In diesem komplexen Spannungsfeld zeigt sich, dass Apothekenbetreiber mit einem wachsenden Risiko konfrontiert sind. Retaxationen, Cyberangriffe und rechtliche Fallstricke zählen zu den zentralen Gefahren, gegen die sich Apotheken zunehmend absichern müssen. Branchenspezifische Versicherungen, die auf die besonderen Bedürfnisse von Apotheken zugeschnitten sind, werden damit zu einem unverzichtbaren Instrument, um existenzielle Risiken zu minimieren.


Kommentar:

Die Herausforderungen, vor denen Apotheken in Deutschland stehen, sind beispiellos und vielschichtig. Der Umgang mit elektronischen Verschreibungen, wie den Ersatzverordnungen, offenbart einmal mehr die überbordende Bürokratie und den Mangel an praxistauglichen Regelungen. Diese strukturellen Defizite führen nicht nur zu finanziellen Risiken für die Apotheken, sondern belasten auch das Vertrauen der Apotheker in die Digitalisierung. Hier ist die Politik gefordert, klare und praktikable Vorgaben zu schaffen, die den Alltag der Apotheken entlasten.

Besonders alarmierend ist jedoch die Uneinigkeit zwischen Ärzten und Apothekern. Der Konflikt um Präventionsangebote zeigt deutlich, wie wenig kooperativ das Gesundheitssystem mitunter funktioniert. Anstatt in ideologischen Grabenkämpfen zu verharren, sollten beide Berufsgruppen stärker zusammenarbeiten, um den Patienten eine möglichst ganzheitliche Versorgung zu bieten. Hier wäre auch die Politik gefragt, als Vermittler aufzutreten und Lösungen zu erarbeiten, die alle Akteure mit einbeziehen.

Auch in technologischen und infrastrukturellen Fragen gibt es erheblichen Nachholbedarf. Das Problem grenzüberschreitender E-Rezepte oder die Sanierung des Zentrallaboratoriums verdeutlichen, wie wichtig langfristige Investitionen und eine koordinierte Strategie sind. Ohne solche Maßnahmen droht die Apothekenlandschaft in Deutschland den Anschluss an moderne Standards zu verlieren.

Schließlich dürfen die psychischen und gesellschaftlichen Aspekte nicht außer Acht gelassen werden.

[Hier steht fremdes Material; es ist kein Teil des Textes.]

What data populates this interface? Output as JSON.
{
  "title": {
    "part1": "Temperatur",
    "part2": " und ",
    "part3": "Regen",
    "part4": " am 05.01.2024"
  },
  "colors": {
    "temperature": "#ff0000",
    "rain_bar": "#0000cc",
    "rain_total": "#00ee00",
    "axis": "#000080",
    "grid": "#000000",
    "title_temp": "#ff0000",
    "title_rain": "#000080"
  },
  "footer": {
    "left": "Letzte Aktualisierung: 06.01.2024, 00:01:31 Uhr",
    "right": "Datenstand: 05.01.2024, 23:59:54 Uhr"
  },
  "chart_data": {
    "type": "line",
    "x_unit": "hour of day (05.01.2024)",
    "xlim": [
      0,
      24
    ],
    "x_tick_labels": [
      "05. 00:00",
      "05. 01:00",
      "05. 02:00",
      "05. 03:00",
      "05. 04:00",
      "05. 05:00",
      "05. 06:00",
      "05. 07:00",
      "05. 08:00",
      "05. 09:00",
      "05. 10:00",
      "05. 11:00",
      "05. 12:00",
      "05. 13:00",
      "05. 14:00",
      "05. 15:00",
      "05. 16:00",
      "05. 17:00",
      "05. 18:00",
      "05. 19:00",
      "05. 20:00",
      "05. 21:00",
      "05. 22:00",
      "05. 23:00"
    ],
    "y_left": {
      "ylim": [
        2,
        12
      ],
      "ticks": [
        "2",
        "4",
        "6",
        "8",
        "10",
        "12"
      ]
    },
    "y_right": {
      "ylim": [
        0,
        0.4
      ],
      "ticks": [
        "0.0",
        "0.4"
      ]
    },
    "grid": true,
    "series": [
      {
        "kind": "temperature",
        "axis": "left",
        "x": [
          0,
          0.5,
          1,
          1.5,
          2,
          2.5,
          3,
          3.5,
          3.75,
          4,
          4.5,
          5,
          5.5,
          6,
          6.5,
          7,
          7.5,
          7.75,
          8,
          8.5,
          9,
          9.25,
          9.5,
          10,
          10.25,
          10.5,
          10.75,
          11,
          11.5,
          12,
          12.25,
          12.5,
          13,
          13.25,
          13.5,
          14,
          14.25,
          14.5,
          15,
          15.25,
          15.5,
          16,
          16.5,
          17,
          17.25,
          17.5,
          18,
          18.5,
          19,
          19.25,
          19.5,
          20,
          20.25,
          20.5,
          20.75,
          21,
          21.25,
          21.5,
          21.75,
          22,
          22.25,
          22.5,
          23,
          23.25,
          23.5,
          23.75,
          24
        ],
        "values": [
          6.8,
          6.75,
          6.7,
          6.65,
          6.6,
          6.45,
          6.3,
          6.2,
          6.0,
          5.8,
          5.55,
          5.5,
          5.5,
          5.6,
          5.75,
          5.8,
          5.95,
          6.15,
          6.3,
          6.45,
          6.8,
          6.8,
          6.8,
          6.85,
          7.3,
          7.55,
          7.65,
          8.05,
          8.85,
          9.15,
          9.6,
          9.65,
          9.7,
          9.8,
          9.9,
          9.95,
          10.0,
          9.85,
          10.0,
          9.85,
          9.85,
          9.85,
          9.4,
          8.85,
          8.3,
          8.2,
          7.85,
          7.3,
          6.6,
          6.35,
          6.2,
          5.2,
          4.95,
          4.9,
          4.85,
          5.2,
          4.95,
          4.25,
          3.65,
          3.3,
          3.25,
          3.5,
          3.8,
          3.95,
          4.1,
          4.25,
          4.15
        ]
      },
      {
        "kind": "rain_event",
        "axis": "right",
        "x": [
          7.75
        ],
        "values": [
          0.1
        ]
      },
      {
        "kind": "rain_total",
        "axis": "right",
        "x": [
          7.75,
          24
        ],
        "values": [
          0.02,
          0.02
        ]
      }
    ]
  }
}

Initiativen wie das therapeutische Schreiben oder nachhaltige Ansätze in der Diabetes-Therapie zeigen, dass es innovative und zukunftsweisende Lösungen gibt. Diese müssen jedoch stärker gefördert und in die Breite getragen werden.

Insgesamt ist klar: Die Apothekenbranche steht an einem Scheideweg. Ohne umfassende Reformen und eine bessere Zusammenarbeit aller Akteure droht eine weitere Verschlechterung der Situation. Es ist höchste Zeit, dass Politik, Verbände und die Branche selbst entschlossen handeln, um die Apotheken nicht nur zu stabilisieren, sondern zukunftsfähig zu machen. Der Preis des Zögerns wäre letztlich das Vertrauen der Patienten in eine der tragenden Säulen des deutschen Gesundheitssystems.